AIR’S impact is hard to measure. In work like this, it’s often hard to separate causation from correlation. But signs of progress over the past 36 months are easy to find. The Federal Reserve has appointed its first-ever Chief Innovation Officer, Sunayna Tuteja. The CFPB has held two TechSprints. The bank regulatory agencies held a policy sprint on digital currencies. The FDIC and FinCEN held a joint TechSprint on digital identity. There are many more examples.
U.S. regulators are studying all the key technology topics, issuing requests for input on issues like use of artificial intelligence and whether to update rules on third-party risk management as banks increasingly partner with fintech and regtech vendors. The Biden administration’s recent executive order calling for policy action on crypto and digital assets will likely result in more activity.
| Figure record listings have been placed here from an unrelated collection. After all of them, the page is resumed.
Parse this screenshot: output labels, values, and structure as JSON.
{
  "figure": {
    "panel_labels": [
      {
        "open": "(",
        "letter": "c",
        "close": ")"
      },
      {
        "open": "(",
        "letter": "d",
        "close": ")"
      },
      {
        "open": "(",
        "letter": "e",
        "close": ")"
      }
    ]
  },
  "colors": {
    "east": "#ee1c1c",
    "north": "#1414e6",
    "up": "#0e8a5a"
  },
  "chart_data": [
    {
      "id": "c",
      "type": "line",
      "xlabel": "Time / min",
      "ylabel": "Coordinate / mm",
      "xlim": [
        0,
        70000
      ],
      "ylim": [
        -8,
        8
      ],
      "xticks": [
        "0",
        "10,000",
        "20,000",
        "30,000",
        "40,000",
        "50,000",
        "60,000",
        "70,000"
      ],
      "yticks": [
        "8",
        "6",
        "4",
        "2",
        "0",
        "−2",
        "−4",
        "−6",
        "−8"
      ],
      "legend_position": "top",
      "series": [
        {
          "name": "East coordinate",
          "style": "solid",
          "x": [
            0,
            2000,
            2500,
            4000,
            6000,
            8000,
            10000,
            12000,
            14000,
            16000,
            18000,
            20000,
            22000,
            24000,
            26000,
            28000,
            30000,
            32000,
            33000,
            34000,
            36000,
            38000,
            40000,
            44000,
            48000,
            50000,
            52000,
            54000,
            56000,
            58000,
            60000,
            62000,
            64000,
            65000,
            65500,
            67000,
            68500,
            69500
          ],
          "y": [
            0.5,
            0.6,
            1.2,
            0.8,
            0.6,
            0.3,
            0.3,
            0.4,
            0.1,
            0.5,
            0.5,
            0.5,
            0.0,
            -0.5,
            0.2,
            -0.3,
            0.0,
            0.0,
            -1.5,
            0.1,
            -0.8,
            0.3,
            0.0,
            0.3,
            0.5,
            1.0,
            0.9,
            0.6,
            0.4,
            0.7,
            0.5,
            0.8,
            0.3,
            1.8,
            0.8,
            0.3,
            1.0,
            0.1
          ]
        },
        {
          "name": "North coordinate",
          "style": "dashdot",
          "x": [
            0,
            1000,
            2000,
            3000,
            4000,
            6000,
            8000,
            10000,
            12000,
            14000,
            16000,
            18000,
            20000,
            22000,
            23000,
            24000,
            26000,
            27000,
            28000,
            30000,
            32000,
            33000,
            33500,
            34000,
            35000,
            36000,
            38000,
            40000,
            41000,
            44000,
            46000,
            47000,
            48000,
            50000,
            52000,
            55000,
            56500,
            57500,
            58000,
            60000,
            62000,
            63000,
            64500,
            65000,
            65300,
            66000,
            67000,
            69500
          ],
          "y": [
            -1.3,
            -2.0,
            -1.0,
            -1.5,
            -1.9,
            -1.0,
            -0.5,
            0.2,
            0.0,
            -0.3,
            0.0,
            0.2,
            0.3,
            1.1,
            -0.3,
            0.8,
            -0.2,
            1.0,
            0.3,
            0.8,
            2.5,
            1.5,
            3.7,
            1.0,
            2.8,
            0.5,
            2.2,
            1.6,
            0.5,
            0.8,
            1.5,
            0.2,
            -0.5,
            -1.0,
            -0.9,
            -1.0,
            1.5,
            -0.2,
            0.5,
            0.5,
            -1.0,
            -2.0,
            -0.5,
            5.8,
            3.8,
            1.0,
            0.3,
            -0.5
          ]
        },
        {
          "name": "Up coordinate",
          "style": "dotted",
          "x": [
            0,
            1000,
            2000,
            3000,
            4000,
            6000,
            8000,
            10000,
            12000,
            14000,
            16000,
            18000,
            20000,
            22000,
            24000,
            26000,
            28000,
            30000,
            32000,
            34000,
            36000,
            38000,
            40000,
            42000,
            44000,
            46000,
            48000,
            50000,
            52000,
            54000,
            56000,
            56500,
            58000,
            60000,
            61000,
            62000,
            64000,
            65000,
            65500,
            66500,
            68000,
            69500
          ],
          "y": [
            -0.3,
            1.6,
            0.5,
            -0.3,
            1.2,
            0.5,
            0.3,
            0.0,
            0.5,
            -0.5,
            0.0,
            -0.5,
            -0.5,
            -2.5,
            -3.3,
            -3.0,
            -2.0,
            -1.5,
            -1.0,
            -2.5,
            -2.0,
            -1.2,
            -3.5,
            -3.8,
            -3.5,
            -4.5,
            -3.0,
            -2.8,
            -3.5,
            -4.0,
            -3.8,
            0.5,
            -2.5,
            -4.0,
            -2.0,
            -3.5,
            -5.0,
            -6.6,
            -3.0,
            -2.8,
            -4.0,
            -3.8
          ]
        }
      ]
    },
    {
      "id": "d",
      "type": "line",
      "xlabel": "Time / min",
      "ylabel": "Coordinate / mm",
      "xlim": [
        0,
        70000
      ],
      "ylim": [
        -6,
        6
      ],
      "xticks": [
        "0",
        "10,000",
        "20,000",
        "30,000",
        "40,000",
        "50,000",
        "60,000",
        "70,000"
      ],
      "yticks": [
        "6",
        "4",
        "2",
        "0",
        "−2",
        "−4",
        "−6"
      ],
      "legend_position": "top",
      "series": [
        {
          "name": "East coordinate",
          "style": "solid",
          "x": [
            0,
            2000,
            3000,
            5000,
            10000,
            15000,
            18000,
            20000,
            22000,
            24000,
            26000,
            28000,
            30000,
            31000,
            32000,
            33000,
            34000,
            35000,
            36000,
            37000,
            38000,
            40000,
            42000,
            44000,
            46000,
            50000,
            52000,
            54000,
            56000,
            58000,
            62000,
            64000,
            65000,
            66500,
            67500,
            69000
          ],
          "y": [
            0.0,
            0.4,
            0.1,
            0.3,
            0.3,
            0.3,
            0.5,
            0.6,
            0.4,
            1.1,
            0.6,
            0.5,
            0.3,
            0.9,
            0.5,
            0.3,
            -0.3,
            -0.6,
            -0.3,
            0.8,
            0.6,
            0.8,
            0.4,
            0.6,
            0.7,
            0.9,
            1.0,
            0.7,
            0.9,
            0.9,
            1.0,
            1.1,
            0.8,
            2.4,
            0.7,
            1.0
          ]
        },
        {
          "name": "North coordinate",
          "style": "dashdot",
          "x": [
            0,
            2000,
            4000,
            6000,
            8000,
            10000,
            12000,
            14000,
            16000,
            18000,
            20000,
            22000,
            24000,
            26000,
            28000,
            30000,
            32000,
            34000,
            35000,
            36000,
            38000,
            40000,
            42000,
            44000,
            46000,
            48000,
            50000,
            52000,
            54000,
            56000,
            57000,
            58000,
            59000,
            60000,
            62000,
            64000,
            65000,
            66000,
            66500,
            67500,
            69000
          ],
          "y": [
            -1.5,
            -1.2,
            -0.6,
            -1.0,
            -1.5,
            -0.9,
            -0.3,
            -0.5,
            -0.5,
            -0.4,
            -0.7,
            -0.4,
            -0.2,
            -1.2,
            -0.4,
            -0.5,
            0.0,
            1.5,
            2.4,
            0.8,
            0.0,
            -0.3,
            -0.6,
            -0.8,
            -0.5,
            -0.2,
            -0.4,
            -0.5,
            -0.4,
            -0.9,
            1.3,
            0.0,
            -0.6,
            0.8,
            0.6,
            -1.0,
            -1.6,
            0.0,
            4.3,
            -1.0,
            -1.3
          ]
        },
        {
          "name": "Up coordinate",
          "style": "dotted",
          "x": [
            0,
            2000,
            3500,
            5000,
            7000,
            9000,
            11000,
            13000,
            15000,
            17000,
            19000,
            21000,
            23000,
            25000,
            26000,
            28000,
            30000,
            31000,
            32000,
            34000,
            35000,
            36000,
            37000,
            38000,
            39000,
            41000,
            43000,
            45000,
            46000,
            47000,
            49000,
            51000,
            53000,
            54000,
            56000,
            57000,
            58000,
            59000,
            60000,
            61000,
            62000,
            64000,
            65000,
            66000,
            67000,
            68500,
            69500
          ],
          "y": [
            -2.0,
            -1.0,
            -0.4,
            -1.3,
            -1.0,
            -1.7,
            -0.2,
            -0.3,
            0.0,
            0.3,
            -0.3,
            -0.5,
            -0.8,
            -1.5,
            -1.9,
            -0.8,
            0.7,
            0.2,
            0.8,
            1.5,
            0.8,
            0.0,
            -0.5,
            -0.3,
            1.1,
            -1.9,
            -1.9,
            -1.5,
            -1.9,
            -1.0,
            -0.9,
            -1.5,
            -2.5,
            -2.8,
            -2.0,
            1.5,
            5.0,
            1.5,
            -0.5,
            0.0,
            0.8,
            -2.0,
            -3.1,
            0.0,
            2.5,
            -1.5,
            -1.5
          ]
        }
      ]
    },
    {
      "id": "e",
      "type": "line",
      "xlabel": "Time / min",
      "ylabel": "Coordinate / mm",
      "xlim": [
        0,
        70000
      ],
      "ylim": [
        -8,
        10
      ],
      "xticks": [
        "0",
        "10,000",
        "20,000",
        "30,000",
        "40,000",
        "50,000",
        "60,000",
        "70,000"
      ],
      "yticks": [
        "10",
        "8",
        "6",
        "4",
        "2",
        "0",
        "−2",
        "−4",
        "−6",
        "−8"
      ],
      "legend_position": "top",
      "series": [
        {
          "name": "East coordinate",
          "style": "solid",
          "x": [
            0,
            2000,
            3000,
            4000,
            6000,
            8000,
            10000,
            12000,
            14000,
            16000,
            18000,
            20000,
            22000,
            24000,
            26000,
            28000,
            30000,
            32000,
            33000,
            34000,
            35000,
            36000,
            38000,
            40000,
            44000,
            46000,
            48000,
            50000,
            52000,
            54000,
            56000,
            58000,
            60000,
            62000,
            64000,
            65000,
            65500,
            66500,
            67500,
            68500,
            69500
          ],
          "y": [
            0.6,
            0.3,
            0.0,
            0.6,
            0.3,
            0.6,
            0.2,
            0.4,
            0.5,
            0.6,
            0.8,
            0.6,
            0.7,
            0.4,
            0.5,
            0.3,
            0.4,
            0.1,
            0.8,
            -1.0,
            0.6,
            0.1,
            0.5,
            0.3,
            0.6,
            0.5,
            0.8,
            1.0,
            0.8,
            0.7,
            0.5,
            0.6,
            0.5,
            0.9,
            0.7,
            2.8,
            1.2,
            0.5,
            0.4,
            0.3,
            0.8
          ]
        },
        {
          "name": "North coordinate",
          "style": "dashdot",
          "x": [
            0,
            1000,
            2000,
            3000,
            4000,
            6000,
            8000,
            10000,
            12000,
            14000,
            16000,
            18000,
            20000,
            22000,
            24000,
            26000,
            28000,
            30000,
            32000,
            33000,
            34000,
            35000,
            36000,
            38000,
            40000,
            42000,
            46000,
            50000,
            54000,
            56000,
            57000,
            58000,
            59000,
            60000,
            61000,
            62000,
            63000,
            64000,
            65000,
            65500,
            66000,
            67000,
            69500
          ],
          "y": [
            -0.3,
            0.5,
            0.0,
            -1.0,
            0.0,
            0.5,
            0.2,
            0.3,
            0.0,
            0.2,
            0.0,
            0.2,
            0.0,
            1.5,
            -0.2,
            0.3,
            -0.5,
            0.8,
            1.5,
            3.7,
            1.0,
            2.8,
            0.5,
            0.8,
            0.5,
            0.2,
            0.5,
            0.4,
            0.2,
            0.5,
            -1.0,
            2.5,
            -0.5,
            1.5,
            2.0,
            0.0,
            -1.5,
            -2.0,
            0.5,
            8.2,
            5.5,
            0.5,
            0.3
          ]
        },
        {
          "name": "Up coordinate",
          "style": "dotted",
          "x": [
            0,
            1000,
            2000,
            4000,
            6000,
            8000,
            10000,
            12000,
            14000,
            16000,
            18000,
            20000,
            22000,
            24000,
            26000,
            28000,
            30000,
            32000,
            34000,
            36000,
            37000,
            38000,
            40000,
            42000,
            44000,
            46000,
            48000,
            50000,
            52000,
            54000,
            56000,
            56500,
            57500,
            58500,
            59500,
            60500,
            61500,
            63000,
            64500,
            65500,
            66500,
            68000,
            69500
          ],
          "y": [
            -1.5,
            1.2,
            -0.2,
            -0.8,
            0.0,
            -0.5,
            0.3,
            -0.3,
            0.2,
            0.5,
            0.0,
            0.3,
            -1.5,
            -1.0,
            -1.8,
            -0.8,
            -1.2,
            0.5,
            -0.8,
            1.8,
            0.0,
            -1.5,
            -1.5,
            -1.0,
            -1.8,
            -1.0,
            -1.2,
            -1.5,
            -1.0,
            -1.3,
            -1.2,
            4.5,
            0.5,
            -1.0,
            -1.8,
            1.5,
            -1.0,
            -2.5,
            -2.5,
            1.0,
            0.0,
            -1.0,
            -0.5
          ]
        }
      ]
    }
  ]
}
When we started AIR three years ago, it was rare to find members of Congress focused on regulating fintech, much less regulatory technology. Today the House Financial Services Committee, under Chairwoman Maxine Waters, has created two task forces to deal with these issues. Heightened attention paid to crypto’s regulatory issues has supercharged all of this kind of work.
The work has barely started. The regulatory design we have now is still mismatched to the continued digital overhaul of financial services. That overhaul will continue to accelerate, and if the regulatory system can’t catch up, the result will be under-regulation in some cases, over-regulation in others, and at times just mis-regulation.
Our collective progress in righting this ship to date raises hope that we can reach the goal of making financial regulation massively and profoundly better, resulting in a system that protects consumers from new harms – as well as old ones – makes better use of government resources, opens up the financial system to a broader and more diverse consumer base, fosters healthy competition, and allows innovation to flourish. From our perspective, these efforts have to succeed. The need for change is both obvious and urgent. There’s no turning back.